Funny thing. If you offer your kids a choice between fast food and healthy food they will likely choose the crap and eat lots of it. It’s what that crap was designed to do: to trigger the eat me centers and not the fulla uppa ones. If the crap is not there they won’t eat it and if they are hungry they will eat what is there. The school cannot offer the crap as a choice. Competing with a Sonic across the street? No contest.

There is a pile of candy and a healthy meal and the kid chooses the candy. The responsible decision is not to give up on offering the healthy meal. It is merely to make filling up on the candy a non-option.

Also funny thing. Parents of soccer players do not make better nutrition decisions than anyone else. Some think that having exercised deserves some crap. Sometimes organized sports causes MORE obesity issues because it interferes with home meals and by scheduling in the dinner hours gets parents going through the drive through for dinner quickly instead. Between that and the treats that parents bring the net is negative not positive in quite a few cases.

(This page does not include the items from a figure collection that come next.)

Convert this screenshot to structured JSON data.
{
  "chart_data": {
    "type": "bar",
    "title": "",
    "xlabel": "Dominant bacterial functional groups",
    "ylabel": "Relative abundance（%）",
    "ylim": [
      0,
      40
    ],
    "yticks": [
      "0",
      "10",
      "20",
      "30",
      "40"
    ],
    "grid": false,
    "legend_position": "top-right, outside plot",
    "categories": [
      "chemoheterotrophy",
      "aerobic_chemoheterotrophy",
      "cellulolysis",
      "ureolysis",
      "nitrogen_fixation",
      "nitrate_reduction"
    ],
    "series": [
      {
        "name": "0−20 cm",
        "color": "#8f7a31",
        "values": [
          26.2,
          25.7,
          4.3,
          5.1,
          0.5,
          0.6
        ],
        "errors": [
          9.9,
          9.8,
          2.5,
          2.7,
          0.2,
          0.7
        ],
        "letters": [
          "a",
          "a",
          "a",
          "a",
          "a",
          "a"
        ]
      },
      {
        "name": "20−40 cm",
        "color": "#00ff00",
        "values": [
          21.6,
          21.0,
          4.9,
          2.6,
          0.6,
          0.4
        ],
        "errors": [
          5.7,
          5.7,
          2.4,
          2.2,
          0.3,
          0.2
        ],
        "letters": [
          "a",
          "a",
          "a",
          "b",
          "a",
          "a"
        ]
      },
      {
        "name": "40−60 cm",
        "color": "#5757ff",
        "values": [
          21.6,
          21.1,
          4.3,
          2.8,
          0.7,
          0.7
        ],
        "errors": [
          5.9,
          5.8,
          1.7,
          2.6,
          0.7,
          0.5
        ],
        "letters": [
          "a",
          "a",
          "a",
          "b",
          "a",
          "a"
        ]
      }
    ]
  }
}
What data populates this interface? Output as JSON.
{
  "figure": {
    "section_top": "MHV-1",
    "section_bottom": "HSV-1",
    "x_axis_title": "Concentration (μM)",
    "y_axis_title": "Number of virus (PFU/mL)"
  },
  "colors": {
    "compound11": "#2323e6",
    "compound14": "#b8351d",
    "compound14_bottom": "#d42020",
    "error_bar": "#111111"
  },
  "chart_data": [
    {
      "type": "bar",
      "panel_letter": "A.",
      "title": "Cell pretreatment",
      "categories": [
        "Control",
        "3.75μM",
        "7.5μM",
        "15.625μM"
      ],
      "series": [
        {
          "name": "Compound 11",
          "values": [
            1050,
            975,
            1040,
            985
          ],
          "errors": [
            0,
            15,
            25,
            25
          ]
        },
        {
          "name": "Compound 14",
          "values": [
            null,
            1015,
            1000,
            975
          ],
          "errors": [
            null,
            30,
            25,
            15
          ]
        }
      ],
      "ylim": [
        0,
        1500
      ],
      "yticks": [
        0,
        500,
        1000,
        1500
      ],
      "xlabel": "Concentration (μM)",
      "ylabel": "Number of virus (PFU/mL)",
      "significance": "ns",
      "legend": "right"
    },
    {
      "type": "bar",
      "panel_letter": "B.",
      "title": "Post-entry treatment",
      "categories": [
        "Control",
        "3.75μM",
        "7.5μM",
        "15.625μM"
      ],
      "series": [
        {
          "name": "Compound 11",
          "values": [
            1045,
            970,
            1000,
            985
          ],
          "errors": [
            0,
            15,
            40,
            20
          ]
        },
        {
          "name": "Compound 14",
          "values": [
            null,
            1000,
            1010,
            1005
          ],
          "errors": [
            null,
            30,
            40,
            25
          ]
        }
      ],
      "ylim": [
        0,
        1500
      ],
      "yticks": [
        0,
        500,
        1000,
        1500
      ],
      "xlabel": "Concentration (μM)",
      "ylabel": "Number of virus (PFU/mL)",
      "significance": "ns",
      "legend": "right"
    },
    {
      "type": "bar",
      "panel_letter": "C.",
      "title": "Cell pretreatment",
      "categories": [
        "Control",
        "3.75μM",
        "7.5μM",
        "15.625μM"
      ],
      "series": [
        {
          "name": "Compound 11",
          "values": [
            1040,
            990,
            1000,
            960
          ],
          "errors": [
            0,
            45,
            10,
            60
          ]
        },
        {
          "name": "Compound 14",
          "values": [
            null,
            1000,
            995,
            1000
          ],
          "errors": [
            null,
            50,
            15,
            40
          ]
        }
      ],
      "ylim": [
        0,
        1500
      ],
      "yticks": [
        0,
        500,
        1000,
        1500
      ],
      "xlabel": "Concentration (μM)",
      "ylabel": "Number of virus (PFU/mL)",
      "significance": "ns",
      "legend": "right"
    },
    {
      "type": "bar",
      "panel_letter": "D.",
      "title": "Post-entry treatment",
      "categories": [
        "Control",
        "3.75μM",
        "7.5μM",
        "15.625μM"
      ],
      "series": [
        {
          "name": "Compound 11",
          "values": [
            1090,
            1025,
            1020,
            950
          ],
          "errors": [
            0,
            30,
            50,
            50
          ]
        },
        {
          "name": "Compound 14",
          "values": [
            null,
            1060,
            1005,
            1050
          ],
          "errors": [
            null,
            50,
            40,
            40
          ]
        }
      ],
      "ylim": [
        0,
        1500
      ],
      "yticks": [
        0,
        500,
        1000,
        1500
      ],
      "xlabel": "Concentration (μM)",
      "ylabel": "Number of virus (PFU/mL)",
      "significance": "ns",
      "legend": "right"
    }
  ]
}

Habit is definitely part of it, but it isn’t the whole story. People are hardwired to like sweet, fatty, and salty. Part of it is fighting your biology. Can be done, but it’s not much fun.

oh yes i definetley agree. but we need a culture that is anti obesity, like we have on that is anti cigarettes and anti drunk driving.

Socialize exercise gymns, and subsidize people to exercise.

Totally agree.

Yep. I sometimes like to enter chili cook offs. Whenever I enter one and it’s going to be judged by the public rather than a panel of judges, I’ll throw a handful of brown sugar into the pot.

I always score better when I use the sugar. Even though the sweetness added is hardly noticeable.

That is sad, but predictable. I eat a low carbohydrate diet, less than 60 grams of carbohydrates a day so I am vigilant about reading labels. It is outrageously difficult to find any sort of processed foods without sugar, sometimes in several different forms, even in foods that by any reasonable standard don’t need sweetening. Why would blue cheese salad dressing require high fructose corn syrup?

Some would say they add it because it’s cheap, but leaving it out is even cheaper. It must therefore increase sales, even though at least some people will avoid it because of the sugar, so we have to assume there’s a net gain.

I read somewhere that diabetes going way up may be due to our diet changing very fast. They said people have not had time to “evolve” to get used to the fact that now food is very plentiful. That is probably related to weight gain too.

I currently attend the College of Public Health at my university, and nobody has yet mentioned the most important solutions, according to our profs and guest speakers:

Stop building American cities in such a way that they encourage hopping in a car for even short trips, and discourage being a pedestrian or bicyclist. Make sure there are green spaces, walking/bike paths, playgrounds, etc. Build neighborhoods so that it’s easy to walk to the corner store for things, instead of having to jump in the car and drive to a large shopping center every time. In other words, build exercise into the daily lifestyle. Make it safe to be a pedestrian or a bicyclist, instead of a driver. Stop suburban sprawl and build actual mixed-use neighborhoods.

Companies that pay for health insurance for employees should offer healthy food options at cost in cafeterias and easy-to-access, enjoyable exercise facilities, because this lowers health care costs.